Backblaze Analyse: Festplatten werden immer zuverlässiger
Festplatten werden immer zuverlässiger - das ist wohl die Information, die man aus der jüngsten Analyse von Backblaze mitnehmen kann. Dass Desktop-Laufwerke durchaus auch Dauerläufer sind, zeigen die Daten schon länger.
Backblaze hat die vierteljährliche Analyse zu Ausfallraten von Festplatten in Servern veröffentlicht. Wie immer gilt hier: Der Serverbetreiber verwendet keine explizit für den Dauer/-Serverbetrieb vorgesehene Laufwerke, sondern normale Desktop-Ware. Für die ist der Dauerbetrieb quasi ein Zeitraffer in der Nutzung. Zum Stand 31. März 2021 waren 175.443 Laufwerke in vier Datenzentren im Einsatz; davon waren wiederum 3.187 zum Booten der Systeme eingesetzt und 172.256 zum Speichern von Daten. 337 Laufwerke wurden aus der Messung wegen Sondereffekten ausgeschlossen.
Im ersten Quartal des Jahres 2021 sind also 171.919 HDD-Laufwerke in der Messung und grundsätzlich machen die Desktop-Laufwerke alle durchweg keinen schlechten Eindruck. Leicht höhere Ausfallraten gibt es nur vereinzelt und müssen im Desktop-Betrieb nichts heißen. Möglicherweise möchte man aber dann auch zu einem alternativen Modell greifen. Oft reicht schon, eine Kapazitätsgröße der gleichen Baureihe zu meiden.

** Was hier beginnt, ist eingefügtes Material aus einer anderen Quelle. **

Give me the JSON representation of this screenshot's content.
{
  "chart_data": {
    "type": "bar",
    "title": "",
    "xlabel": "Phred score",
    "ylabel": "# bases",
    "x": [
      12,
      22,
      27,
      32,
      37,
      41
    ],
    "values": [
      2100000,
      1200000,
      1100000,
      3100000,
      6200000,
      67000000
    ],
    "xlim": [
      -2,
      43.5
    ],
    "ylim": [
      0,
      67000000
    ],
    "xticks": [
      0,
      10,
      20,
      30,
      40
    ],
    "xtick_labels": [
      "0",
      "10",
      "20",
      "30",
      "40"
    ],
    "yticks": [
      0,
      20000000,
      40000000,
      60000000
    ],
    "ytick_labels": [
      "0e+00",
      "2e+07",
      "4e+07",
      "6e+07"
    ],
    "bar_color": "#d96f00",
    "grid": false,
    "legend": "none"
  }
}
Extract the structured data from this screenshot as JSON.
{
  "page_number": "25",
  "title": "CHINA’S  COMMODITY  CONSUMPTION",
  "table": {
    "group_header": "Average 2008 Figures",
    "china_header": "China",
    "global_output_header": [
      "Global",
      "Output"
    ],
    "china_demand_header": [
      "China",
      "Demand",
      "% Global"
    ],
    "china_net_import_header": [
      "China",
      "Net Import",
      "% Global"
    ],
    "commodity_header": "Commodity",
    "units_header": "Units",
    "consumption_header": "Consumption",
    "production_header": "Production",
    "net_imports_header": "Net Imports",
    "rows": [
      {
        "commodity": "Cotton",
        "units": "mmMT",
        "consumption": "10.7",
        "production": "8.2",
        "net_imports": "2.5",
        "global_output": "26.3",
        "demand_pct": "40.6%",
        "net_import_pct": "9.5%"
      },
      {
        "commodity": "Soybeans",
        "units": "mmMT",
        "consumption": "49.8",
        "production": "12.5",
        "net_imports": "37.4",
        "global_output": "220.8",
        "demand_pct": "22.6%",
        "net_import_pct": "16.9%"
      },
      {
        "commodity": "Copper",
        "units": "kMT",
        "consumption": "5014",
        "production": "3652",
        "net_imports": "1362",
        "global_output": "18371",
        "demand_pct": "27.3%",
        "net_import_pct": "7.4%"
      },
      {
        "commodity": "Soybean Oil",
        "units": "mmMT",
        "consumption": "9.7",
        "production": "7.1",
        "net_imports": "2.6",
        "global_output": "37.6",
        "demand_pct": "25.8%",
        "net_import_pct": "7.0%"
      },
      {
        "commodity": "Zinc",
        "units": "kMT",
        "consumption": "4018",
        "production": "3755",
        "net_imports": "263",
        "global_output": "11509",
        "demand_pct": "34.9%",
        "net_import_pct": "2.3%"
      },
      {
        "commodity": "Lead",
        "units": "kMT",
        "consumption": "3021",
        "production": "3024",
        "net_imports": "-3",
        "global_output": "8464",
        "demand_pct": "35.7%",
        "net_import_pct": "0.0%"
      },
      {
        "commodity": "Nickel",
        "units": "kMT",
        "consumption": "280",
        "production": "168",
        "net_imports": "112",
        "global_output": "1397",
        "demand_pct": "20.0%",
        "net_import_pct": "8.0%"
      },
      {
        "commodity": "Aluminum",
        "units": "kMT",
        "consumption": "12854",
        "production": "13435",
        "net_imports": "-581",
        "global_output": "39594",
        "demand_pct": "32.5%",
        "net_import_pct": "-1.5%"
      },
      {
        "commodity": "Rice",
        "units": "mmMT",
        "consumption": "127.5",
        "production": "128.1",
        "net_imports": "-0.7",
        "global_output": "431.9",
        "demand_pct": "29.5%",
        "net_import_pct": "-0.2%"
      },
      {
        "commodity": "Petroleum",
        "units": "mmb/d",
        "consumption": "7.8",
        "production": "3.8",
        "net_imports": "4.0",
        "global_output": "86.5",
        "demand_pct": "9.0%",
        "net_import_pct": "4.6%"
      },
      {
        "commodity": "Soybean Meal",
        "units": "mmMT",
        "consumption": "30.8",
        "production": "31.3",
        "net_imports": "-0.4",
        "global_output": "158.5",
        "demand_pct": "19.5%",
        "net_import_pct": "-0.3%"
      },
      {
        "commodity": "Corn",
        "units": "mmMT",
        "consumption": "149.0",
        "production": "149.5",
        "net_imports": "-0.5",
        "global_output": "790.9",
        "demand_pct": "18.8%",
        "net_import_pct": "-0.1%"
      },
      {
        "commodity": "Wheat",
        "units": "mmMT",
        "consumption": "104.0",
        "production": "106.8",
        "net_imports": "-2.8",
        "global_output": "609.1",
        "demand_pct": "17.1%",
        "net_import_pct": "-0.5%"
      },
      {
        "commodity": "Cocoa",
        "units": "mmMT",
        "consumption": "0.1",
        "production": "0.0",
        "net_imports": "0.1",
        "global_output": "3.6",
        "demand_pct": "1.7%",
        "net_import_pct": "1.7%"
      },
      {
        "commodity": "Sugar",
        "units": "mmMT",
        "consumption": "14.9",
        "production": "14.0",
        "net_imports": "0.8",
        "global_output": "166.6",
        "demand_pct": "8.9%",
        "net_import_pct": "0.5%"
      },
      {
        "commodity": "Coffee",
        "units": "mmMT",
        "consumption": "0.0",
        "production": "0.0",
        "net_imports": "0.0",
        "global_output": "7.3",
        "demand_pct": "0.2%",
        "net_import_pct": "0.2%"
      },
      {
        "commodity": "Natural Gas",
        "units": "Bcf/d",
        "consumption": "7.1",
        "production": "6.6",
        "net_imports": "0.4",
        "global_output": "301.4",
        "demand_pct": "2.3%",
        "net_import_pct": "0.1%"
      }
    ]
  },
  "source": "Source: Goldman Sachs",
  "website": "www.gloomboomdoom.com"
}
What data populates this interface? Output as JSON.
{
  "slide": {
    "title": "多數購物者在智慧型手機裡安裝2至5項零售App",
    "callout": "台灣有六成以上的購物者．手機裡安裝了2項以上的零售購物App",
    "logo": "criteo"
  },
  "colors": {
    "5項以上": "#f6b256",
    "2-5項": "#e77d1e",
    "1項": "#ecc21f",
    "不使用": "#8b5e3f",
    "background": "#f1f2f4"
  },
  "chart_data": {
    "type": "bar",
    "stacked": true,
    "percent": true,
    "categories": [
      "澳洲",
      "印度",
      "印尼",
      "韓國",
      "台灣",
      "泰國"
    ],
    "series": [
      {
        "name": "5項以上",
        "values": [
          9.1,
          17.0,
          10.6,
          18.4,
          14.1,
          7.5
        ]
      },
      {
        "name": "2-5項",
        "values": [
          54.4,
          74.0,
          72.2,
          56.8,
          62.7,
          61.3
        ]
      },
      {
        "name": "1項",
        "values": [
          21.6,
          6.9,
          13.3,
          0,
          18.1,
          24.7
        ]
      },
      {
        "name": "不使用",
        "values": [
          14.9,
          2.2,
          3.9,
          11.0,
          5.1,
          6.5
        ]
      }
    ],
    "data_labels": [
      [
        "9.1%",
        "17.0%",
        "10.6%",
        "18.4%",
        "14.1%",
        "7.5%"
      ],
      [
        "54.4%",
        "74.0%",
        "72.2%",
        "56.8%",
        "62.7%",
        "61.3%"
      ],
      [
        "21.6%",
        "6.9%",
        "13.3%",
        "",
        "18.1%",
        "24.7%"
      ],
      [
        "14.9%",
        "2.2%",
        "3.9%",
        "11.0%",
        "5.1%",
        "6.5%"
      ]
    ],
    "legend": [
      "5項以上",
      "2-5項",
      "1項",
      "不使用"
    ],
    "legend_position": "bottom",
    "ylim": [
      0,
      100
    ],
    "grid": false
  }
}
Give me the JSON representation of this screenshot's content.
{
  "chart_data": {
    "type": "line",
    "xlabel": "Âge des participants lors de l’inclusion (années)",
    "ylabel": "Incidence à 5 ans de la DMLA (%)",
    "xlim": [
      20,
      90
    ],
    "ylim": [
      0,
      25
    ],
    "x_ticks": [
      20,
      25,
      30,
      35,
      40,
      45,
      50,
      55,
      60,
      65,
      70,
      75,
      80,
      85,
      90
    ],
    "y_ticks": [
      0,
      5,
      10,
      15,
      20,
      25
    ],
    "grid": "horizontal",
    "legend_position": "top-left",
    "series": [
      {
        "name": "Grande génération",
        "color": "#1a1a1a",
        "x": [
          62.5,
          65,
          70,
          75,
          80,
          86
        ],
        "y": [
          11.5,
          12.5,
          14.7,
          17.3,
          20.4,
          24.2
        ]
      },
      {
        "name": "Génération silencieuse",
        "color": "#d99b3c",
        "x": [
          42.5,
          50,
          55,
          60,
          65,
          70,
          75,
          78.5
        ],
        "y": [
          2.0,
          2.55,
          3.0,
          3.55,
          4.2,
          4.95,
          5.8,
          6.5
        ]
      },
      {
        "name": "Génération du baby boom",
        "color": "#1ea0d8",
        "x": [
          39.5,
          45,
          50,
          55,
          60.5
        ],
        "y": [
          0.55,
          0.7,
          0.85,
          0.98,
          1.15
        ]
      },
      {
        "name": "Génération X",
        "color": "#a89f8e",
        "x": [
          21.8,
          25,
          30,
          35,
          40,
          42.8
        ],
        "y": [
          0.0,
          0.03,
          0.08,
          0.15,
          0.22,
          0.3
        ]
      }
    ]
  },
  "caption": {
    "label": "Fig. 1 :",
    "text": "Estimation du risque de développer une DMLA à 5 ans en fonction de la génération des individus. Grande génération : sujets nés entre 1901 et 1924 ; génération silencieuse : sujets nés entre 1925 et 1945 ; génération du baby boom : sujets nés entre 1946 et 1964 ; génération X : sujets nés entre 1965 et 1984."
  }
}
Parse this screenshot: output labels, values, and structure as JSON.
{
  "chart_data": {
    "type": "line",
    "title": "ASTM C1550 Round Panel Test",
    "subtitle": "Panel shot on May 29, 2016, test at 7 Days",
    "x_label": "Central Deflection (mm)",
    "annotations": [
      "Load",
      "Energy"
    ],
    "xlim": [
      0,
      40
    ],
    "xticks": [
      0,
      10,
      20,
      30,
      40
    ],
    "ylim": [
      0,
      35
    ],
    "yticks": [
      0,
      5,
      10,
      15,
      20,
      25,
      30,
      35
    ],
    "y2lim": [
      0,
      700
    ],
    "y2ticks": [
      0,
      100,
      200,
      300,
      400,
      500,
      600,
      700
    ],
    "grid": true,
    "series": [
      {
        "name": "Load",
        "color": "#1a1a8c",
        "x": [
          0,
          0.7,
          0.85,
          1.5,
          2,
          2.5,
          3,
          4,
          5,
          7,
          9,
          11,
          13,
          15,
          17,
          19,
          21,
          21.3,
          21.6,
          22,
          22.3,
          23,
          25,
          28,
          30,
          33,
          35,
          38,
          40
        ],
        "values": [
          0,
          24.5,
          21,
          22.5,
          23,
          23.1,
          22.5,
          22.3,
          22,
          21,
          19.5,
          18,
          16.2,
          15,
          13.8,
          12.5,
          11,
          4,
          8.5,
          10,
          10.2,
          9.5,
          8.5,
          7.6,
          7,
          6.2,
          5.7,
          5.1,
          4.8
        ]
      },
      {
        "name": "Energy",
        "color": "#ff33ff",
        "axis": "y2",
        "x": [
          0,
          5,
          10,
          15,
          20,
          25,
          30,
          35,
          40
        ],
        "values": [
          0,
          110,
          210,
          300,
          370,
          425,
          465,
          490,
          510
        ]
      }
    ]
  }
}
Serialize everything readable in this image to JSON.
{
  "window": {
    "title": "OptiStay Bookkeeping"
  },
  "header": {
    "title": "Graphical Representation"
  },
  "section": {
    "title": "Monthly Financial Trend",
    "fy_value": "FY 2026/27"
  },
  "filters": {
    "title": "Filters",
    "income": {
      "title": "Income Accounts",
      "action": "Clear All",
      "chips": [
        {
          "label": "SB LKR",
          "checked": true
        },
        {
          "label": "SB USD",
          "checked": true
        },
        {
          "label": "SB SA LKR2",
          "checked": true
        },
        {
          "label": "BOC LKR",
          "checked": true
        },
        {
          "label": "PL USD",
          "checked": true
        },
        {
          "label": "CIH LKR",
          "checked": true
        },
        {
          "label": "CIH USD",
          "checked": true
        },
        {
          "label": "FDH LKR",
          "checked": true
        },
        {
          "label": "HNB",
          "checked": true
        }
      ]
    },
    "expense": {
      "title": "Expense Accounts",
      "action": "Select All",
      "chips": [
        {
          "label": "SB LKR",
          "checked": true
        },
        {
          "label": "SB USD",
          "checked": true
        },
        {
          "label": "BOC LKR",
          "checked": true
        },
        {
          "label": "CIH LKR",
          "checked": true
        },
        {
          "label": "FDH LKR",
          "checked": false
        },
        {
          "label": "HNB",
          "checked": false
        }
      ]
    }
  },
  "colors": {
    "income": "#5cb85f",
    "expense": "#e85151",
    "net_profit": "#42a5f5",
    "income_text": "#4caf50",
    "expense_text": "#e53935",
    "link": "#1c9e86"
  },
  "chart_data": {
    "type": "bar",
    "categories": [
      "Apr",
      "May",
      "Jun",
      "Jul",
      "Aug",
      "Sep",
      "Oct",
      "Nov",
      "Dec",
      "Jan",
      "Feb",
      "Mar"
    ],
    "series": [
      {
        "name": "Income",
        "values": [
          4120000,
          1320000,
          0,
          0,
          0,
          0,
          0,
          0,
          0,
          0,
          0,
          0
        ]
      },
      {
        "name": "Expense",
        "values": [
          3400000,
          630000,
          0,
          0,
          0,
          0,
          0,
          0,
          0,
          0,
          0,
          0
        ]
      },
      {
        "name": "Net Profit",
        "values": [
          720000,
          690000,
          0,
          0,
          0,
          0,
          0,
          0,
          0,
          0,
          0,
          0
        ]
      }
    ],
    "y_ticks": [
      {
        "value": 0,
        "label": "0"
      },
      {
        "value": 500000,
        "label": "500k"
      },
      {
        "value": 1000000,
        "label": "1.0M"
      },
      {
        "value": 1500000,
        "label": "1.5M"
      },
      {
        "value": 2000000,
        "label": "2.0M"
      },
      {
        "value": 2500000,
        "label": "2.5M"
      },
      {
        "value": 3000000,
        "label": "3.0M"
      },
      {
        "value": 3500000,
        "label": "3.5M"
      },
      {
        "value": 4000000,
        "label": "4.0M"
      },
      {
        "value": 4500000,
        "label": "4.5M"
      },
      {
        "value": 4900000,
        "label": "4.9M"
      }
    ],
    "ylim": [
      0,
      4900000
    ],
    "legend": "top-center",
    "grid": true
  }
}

Die meisten Laufwerke stellt in Summe Seagate und hier ist es eines der 14 Terabyte fassenden Modelle, das mit 2,43 Prozent Fehlerrate nach oben auszureißen scheint. Ebenfalls über 2 Prozent ist eines der 10-Terabyte-Modelle. Dem gegenüber stehen ein 6-Terabyte-Modell von Seagate und ein 4 Terabyte-Modell von Toshiba, die keine Ausfälle zu verzeichnen hatten. Das ist umso beeindruckender, weil diese kleinen Laufwerke schon über sechs Jahre im Einsatz sind. Über den gesamten liegen sie bei unter 1 Prozent Ausfallrate. Ebenfalls beeindruckend sind die 16-Terabyte-Modelle von Western Digital und Toshiba, die ebenfalls unfallfrei über die Runden kommen. Sie sind allerdings auch noch recht jung. Seagates 16-Terabyte-Festplatte ist dicht dran; ebenso wie Toshibas 14-Terabyte-Modell.
Über alle Laufwerke hinweg sind die Ausfallraten mit 0,85 Prozent gering. Wohlgemerkt in einem Umfeld, für das die Laufwerke laut Hersteller nicht gedacht sind. Genau das ist auch die Kalkulation von Backblaze: Man spart sich die höheren Anschaffungskosten und kalkuliert dafür potenziell etwas mehr Ausfall ein, der aber offensichtlich nicht gewichtig ist.
HDD vs. SSD
Bei Backblaze werden auch SSDs (vornehmlich als Boot-Laufwerk) verwendet; hier ist der Vergleich zu HDDs stets interessant: Die 1.518 SSDs hatten 2 Ausfälle im Messzeitraum, was 0,58 Prozent entspricht. Die 1.669 HDDs indes hatten 44 Ausfälle, was 10,56 Prozent entspricht. Das würde man so vermutlich nicht erwarten, muss aber auch gegen das Alter gewertet werden: Die SSDs sind im Schnitt 12,66 Monate alt; die HDDs 49,63 Monate. Vom Quartal auf den gesamten Messzeitraum seit 2013 bezogen werden die Werte zugunsten der HDDs etwas besser; der Trend ist aber ähnlich. Aussagekräftiger wird die Messung erst, wenn man das Laufwerksalter angleicht.
Werte auf Lebenszeit
Was man aus den Werten über die gesamte Lebenszeit mitnehmen kann, ist laut Backblaze, dass Festplatten generell immer zuverlässiger werden. Seit Beginn der Messungen 2013 ist der aktuelle Fehlerstand der niedrigste von allen Erhebungen. Laufwerke, die sich besonders hervorgetan haben, bekommen eine gesonderte Erwähnung in der folgenden Liste.
Daten lassen sich auch nach Größe anstatt nach Modell sortieren - hier erweisen sich 6- und 14-Terabyte-Modelle als am zuverlässigsten.